Mechanical characterization of a Low Density Sheet Molding Compound (LD-SMC): Multi-scale damage analysis and strain rate effect

Abstract

Abstract This paper presents the results of an overall experimental characterization of the mechanical behavior of a Low Density Sheet Molding Compound (LD-SMC). LD-SMC is a polyester matrix containing mineral charge (CaCO3) reinforced by discontinuous bundles of glass fibers and Hollow Glass Microspheres (HGM). After a description of its specific microstructure using several experimental methods (notably a new ultrasonic method), the overall mechanical response of two microstructure configurations (Randomly Oriented (RO) and Highly oriented (HO)) is analyzed at both macroscopic and microscopic scales in the case of tensile and compression tests.
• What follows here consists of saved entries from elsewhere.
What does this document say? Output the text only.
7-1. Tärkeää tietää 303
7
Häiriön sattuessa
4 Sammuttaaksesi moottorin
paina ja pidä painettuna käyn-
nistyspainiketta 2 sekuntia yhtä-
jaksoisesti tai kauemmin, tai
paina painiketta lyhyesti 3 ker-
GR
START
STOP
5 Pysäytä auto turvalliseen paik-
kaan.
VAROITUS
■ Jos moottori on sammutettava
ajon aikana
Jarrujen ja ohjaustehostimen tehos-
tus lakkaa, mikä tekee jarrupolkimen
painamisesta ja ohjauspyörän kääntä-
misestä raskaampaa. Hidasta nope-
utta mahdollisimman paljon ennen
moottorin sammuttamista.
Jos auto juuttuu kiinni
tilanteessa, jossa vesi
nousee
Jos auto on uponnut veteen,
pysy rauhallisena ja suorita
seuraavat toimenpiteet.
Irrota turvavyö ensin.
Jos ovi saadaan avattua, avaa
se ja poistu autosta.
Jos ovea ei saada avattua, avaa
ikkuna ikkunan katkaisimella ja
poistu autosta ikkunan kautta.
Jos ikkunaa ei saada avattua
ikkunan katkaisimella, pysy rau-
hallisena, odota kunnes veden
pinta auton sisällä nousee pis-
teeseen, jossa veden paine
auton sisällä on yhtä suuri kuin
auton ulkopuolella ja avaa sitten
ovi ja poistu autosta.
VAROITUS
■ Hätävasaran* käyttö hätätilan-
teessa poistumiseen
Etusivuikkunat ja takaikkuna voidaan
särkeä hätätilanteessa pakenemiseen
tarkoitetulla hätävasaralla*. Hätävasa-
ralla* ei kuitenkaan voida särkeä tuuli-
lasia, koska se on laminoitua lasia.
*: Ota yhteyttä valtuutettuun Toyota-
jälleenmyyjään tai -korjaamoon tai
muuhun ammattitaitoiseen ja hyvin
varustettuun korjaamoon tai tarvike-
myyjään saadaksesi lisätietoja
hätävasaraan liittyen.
HGMs are homogeneously distributed into the overall volume of the material. At the microscopic scale, in-situ tensile tests inside a SEM and fracture surfaces observations allows analyzing the specific damage mechanisms occurring during tensile and compression loading performed in the mold flow direction (HO-0°) and perpendicularly to it (HO-90°). A strong coupled influence of the presence of the HGM and fibers orientation has been emphasized. The results show that for HO-0° configuration fiber-matrix debonding appears to be the predominant damage mechanism, whereas for HO-90° configuration HGM-matrix debonding appears to be the predominant damage mechanism. High speed tensile tests are achieved using servo-hydraulic test equipment in order to study the strain rate effects (until 80 s−1) on mechanical macroscopic responses of HO-0°, RO and HO-90° samples. Strain rate has an obvious influence on the inelastic properties of LD-SMCs samples for all microstructures particularly on the damage threshold.